Of course, using stored procedures does not mean you can rest assured about security. In fact, poor programs and database management vulnerabilities can still put you under possible attacks. If the role of SQL database is created and improperly authorized, users can access data that they should not have accessed. Similarly, using stored procedures alone cannot completely prevent SQL injection attacks.
In addition, the use of sqlparameter class to verify user input is not absolutely safe, whether in the background T-SQL write stored procedures or embedded in the application of the query, all user input, in particular, string-type data must be validated before being processed by the database engine.

Does Stored Procedure apply to you?

To sum up, using stored procedures has the following advantages:

"Improved new capabilities and reduced network traffic
"Single Point of maintenance)
"Abstract and generalize business logic, enhancing consistency and security
"Reduces the chance of some possible malicious attacks
"Encourage Execution Plan re-use)

If your application can effectively take advantage of the above advantages of stored procedures, you should try your best to use them.
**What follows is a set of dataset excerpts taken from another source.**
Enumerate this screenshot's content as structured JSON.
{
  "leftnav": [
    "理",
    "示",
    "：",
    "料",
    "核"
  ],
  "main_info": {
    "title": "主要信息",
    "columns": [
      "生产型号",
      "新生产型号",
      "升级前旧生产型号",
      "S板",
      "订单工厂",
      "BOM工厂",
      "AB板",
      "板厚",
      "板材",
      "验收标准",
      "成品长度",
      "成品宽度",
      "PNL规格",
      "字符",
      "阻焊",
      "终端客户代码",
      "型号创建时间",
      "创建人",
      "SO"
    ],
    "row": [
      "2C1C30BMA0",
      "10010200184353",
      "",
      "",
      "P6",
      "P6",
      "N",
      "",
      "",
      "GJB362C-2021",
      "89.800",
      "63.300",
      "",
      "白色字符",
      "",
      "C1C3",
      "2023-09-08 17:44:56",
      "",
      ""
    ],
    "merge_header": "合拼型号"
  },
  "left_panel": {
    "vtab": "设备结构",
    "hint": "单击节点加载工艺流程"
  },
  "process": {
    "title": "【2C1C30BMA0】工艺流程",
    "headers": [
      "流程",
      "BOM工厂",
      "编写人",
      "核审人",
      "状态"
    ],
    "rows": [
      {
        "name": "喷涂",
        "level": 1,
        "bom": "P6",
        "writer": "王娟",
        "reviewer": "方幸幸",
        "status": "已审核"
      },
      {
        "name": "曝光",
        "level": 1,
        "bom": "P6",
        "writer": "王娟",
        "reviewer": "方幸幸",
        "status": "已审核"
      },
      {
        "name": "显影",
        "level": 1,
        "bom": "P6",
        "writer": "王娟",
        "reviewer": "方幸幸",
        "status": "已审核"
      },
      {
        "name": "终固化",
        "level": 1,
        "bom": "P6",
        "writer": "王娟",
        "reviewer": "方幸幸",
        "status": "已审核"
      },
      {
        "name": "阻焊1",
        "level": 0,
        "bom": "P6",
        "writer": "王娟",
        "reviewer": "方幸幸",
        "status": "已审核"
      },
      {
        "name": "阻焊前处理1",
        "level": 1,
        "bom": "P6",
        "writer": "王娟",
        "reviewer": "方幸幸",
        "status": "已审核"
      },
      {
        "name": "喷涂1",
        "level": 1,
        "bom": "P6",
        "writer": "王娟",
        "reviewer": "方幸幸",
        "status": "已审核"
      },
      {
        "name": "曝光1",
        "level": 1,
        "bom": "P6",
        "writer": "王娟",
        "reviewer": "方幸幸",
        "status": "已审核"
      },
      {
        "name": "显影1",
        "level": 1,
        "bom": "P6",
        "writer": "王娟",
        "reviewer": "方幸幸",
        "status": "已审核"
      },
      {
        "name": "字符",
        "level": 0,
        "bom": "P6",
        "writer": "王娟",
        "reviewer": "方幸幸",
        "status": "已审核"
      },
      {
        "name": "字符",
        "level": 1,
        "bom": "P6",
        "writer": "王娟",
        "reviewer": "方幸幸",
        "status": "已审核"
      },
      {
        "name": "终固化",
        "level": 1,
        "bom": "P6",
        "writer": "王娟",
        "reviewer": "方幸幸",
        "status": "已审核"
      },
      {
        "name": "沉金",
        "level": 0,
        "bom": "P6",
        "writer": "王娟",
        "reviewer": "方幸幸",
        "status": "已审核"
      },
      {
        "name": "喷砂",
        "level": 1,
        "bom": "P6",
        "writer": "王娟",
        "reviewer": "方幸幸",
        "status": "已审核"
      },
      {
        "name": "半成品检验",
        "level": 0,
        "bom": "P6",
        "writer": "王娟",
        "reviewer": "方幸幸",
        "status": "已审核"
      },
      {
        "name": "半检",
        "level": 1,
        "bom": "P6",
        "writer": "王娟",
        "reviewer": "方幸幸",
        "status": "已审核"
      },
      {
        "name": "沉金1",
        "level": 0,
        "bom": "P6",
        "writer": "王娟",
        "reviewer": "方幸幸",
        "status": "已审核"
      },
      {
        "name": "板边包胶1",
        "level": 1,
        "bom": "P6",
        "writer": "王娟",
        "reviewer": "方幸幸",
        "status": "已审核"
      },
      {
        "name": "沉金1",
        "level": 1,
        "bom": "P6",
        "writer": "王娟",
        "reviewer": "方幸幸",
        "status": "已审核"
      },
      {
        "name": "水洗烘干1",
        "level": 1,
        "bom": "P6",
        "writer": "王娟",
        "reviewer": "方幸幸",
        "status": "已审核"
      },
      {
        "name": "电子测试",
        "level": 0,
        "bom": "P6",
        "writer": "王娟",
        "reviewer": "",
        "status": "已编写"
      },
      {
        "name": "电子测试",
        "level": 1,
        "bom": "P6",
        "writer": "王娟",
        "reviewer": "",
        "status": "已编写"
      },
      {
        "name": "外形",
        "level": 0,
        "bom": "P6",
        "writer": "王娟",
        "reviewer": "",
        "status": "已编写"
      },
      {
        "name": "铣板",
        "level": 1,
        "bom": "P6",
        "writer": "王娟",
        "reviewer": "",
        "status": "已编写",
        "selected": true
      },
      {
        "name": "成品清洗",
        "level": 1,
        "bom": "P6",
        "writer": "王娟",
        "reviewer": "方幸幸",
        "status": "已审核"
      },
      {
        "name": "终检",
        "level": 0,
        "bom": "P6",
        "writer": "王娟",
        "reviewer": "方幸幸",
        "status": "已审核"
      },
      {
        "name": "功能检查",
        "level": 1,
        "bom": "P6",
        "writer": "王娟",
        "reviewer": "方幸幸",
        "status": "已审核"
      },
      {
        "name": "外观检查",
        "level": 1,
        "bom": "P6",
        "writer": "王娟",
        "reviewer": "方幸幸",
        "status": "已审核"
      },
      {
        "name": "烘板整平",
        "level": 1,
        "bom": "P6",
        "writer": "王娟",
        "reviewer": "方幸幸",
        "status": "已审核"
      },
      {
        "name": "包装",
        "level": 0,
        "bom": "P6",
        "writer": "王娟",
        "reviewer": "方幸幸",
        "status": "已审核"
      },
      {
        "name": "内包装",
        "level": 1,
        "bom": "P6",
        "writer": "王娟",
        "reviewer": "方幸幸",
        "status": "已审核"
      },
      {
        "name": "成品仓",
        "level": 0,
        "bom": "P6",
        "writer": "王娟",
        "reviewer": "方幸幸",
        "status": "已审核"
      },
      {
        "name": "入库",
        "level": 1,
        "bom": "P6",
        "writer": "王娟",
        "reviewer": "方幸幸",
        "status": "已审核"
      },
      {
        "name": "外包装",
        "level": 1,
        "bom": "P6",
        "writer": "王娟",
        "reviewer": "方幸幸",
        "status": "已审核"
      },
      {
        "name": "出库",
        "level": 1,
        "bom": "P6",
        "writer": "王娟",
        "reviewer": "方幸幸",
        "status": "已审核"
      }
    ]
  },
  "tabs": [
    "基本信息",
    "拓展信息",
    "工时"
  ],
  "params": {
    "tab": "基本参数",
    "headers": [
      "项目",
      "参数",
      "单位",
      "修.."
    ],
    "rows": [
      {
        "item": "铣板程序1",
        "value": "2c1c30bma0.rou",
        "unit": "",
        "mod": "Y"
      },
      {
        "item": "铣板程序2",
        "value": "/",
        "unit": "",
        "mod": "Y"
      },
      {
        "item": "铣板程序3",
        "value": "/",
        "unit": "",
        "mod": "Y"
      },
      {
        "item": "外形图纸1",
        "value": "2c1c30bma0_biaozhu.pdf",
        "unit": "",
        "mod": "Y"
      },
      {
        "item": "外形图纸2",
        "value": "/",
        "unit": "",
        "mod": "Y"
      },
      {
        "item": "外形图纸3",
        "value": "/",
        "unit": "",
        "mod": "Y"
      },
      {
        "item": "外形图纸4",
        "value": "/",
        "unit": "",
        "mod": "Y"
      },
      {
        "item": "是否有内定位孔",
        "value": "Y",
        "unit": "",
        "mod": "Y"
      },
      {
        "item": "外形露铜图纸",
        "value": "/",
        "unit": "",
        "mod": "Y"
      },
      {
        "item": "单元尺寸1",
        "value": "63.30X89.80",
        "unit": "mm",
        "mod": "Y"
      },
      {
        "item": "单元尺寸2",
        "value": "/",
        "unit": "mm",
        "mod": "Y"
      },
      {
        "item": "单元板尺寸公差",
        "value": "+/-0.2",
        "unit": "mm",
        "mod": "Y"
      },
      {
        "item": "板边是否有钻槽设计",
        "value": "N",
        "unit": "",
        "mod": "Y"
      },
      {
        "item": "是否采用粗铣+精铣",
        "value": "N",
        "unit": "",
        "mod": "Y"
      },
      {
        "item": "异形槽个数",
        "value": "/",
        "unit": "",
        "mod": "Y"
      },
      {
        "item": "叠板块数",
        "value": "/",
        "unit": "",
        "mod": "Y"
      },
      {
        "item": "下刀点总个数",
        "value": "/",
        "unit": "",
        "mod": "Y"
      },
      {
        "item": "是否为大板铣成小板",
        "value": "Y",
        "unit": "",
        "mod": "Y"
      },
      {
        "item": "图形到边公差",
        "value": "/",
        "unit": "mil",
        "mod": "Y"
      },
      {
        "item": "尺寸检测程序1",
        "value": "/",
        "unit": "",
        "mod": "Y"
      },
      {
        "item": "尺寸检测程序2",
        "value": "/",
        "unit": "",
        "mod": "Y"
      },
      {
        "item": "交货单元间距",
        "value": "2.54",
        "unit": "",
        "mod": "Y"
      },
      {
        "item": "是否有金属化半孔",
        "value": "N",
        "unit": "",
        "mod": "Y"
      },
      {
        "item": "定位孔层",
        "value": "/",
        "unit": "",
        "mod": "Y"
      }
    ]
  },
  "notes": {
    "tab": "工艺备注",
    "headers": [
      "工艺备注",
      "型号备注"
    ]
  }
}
However, if your application requires high portability or the database structure changes greatly and cannot be relatively stable, you may have to try other methods. For example, if you are developing an early feasibility verification program for users in the SQL database, and users are likely to use MySQL, Oracle, and other databases in the future, you should avoid using the stored procedures of the SQL database, use the database operation statements embedded in the program. In this way, when you change the database platform, you can greatly ensure that the program is not affected.
In addition, you need to consider the technical issues of using stored procedures. Maybe you and your staff are very unfamiliar with Stored Procedure programming and have no time to master it quickly. You also need to consider these factors. As mentioned above, database stored procedures are good at set-based operations, rather than Row-based operations. If you do not have a good understanding of the stored procedure, improper use of it may lead to poor execution performance. So if you decide to use a stored procedure, it is necessary to spend more time learning it.